Wear and tear, turf and hands

Looking close at Nature's wear and tear.2. I am tempted at a later stage to separate the bird perched on a container top right. Perhaps I will later.

Only readers of The Financial Times are deemed to deserve a review of the current Durer exhibition  in Washington (Last Saturday's edition). Delightful it would be to be able to drop in to see The water colour called The Great Piece of Turf painted in 1503.  It shows a square meter of what I suppose we would call weeds: grasses, dandelions. lungwort and the like growing out of boggy land. A simple transcendent composition revealing the beauty  that resides in what is considered ordinary and is so often overlooked.
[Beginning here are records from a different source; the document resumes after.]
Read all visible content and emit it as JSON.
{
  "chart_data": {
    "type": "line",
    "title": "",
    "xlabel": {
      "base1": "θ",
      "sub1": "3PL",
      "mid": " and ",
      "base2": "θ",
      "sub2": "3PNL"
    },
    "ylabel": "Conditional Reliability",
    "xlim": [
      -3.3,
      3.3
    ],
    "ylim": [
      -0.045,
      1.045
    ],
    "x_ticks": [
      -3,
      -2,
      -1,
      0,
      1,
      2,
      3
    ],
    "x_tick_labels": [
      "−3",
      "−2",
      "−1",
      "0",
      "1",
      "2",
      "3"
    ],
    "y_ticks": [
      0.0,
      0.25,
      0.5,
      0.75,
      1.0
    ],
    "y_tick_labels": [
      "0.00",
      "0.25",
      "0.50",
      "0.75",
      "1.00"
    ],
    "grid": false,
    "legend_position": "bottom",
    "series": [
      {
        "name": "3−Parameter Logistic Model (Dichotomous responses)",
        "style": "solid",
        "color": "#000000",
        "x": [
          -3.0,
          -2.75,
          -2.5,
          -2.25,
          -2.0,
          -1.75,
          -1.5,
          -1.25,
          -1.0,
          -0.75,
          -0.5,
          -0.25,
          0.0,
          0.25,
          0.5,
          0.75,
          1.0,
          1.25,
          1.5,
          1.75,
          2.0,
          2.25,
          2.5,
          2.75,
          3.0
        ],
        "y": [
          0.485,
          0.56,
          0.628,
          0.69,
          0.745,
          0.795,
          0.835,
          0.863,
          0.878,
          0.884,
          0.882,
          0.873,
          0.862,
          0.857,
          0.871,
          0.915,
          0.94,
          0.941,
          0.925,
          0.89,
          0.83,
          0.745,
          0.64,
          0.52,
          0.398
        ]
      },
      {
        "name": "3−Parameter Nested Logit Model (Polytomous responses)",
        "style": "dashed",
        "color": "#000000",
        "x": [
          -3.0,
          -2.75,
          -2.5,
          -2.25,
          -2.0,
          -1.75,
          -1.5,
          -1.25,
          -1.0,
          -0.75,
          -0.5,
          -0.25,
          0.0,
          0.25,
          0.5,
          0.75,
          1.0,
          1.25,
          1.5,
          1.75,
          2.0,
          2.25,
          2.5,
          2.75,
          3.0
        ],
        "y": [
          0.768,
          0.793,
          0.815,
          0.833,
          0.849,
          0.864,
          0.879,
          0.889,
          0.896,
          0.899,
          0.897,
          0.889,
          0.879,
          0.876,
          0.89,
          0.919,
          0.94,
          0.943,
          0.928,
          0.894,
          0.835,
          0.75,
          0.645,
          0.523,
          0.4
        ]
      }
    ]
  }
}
The reproduction from the article is in my scrap album, but how good to be able to pop on to a plane and see the original and the other work displayed including wonderful studies of hands, as you might expect from the draughtsman responsible for the famous drawing of praying hands.

Just recently I have noticed in myself  a need to have my hands free while out and about. The reason is simple. I want to be able quickly  to produce my camera from one pocket and, because my memory is so poor that I have to monitor what is going on round me and the thoughts which come into my head as they occur, my notebook and pen from the other.

2 comments:

Ellena said...

Oh, thanks, I had missed that.

Lucas said...

Yes. I see the bird, a plump fledgling with feathers puffed out.
The reference to camera and notebook recalls a fact from a magazine: photography means literally, "writing with light."